Les Deux orphelines vampires
France, 1997
De Jean Rollin
Scénario : Jean Rollin
Avec : Alexandra Pic, Isabelle Teboul
Photo : Norbert Morfaing-Saintès
Musique : Philippe D'Aram
Durée : 1h43
Henriette et Louise sont deux jeunes filles aveugles qui ont été recueillies par un orphelinat tenu par des religieuses. Parmi tous les pensionnaires, elles font l'admiration des nonnes par leur piété et leur gentillesse. Mais elles cachent un terrible secret: ce sont des vampires. En vérité, elles ne sont aveugles que le jour. La nuit, elles retrouvent l'usage de leurs yeux et en profitent pour s'échapper discrètement de l'orphelinat afin de saigner des animaux ou des noctambules imprudents. Ces expéditions accomplies, elles regagnent furtivement leur chambre et personne ne soupçonne leurs activités criminelles. Les choses changent brusquement pour elles lorsque le docteur Dennery, un médecin de la capitale privé d'enfants et ému par leur apparente cécité, décide de les adopter...
LES NUITS BLEUES DE ORPHELINES VAMPIRES
Adapté de son propre roman publié quelques années auparavant, Les Deux orphelines vampires de Jean Rollin a pu naître dans des conditions un peu différentes par rapport aux autres productions rolliniennes. Jamais auparavant le cinéaste n'a bénéficié d'un tel budget pour un de ses films... et peu importe si cette somme ne représente pour d'autres que le budget nécessaire à un clip. En admirateur de Gaston Leroux, Rollin adopte une structure de feuilleton, le chemin des deux orphelines en admiration devant un volume des aventures de Fantômas, croisant toute une galerie de personnages, autant de créatures de la nuit qui enrichissent l'imaginaire du film, fait d'aventures nocturnes où se mêlent femme-louve ou femme-oiseau en passant par des goules. L'insolite règne en maître, parce que le film ne ressemble à rien d'autre (ou alors à rien d'autre qu'un film de Rollin), mais aussi parce qu'il part régulièrement en aquaplaning sur les terres de l'improbable, avec ses vampirettes se saoulant au Calvados ou ce moment incroyable digne de Tex Avery: après un meurtre, les héroïnes trouvent une échelle sortie d'on ne sait où pour grimper sur les toits.

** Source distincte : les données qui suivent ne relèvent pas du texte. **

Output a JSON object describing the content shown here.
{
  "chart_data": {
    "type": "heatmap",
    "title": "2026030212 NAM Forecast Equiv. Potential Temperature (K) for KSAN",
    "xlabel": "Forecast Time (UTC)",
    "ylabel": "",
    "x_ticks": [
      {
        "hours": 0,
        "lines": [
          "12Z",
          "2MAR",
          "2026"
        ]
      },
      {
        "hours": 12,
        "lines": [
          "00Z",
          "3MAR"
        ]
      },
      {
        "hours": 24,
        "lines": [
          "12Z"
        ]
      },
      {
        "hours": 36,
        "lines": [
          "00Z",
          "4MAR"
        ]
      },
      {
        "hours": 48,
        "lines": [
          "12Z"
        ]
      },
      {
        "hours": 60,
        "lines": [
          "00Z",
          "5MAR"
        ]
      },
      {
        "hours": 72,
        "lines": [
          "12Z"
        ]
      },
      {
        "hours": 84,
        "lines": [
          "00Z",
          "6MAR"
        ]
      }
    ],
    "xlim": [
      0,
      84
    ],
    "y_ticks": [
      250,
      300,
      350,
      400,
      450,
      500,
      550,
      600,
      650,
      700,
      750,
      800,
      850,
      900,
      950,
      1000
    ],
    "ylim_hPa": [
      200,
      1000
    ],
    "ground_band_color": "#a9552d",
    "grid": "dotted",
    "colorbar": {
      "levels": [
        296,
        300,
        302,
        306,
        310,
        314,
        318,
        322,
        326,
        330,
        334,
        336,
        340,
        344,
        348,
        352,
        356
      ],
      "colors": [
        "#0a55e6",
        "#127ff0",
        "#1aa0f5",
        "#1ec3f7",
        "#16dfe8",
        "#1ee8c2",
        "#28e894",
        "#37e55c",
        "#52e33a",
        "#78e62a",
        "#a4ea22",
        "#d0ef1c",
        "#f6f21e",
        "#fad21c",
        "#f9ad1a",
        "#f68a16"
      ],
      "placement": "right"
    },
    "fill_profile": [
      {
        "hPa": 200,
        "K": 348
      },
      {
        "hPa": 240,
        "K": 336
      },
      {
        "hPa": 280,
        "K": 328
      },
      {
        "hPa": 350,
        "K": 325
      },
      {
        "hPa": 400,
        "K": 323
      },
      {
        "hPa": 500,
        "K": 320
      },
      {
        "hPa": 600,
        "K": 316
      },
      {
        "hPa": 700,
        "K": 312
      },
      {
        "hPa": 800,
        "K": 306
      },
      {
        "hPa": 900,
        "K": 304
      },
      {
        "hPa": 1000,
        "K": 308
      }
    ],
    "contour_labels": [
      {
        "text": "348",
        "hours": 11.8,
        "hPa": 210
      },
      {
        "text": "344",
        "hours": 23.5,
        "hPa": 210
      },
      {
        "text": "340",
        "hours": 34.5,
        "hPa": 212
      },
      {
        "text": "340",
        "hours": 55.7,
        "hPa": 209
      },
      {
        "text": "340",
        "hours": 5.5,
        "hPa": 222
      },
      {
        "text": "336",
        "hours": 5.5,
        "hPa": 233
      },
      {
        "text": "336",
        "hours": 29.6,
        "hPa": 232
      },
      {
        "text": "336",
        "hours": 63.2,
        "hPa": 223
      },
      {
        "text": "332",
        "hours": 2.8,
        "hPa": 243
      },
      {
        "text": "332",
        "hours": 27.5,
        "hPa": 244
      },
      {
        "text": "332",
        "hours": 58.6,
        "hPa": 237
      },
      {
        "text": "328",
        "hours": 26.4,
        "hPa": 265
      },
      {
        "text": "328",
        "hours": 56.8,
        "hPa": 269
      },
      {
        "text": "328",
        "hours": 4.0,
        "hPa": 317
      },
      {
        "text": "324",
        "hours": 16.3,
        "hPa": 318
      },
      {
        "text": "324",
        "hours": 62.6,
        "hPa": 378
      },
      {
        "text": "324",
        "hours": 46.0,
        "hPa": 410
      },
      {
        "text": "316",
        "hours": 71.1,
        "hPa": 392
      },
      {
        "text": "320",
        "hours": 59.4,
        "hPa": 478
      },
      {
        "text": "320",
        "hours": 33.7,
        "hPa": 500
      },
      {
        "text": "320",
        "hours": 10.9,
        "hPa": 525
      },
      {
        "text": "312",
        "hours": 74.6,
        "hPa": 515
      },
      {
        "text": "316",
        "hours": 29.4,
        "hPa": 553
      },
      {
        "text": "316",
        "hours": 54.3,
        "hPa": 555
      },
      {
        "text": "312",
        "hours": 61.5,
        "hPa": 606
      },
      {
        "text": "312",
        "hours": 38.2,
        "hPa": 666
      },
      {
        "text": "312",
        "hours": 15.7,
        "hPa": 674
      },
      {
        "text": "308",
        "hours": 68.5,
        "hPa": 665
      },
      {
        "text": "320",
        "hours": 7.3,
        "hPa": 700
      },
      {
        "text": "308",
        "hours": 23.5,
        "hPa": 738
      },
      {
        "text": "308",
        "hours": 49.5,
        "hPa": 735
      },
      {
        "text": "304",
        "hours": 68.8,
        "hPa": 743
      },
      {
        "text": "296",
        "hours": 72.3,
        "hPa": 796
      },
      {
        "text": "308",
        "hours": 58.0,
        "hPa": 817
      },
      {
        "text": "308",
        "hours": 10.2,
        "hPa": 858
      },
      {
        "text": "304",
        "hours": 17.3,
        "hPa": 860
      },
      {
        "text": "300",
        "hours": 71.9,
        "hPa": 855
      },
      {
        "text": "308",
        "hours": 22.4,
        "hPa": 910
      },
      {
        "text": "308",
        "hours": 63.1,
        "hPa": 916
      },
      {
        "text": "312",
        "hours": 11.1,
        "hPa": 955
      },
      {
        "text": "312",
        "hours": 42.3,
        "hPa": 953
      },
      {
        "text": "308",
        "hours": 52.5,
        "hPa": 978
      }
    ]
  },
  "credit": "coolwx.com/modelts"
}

L'improbable surréalisme (et ses approximations) souffle aussi un vent de liberté sur le film. Libertés prises avec le mythe du vampire, son ail, son jour qui tue, ses pieux dans le cœur. Liberté labyrinthique également lorsque la structure jour/nuit (les orphelines sont aveugles à la lumière du jour et ne voient que la nuit) devient, au fil du film, de plus en plus floue, cohérence temporelle maltraitée où les nuits semblent succéder à d'autres nuits (fausses, d'ailleurs, puisqu'américaines) si bien qu'on ne sait plus trop où l'on en est, de vraie nuit en faux jour. Entre quelques images puissantes (les orphelines marchant autour d'une grande porte perdue dans la campagne), Les Deux orphelines vampires est aussi une ludique histoire de fantasmes, qui évoque deux autres figures atypiques du cinéma français. Les nuits bleues de Rollin rappellent l'heure bleue guettée par les moins vampiriques Reinette et Mirabelle chez Rohmer, mais il y a surtout ce jeu de rôles, la reconstitution des souvenirs de deux jeunes filles projetées dans le merveilleux, à l'image de Céline et Julie vont en bateau de Rivette. Comme dans ce dernier, le doute subsiste: Louise et Henriette sont-elles réellement des réincarnations de déesses aztèques, d'artistes de la Belle Époque? Sont-elles seulement des vampires? La mélancolie du dernier chapitre joue sur ce doute ludique, comme un ultime tour de magie d'Houdini, lors d'une dernière fuite éthérée.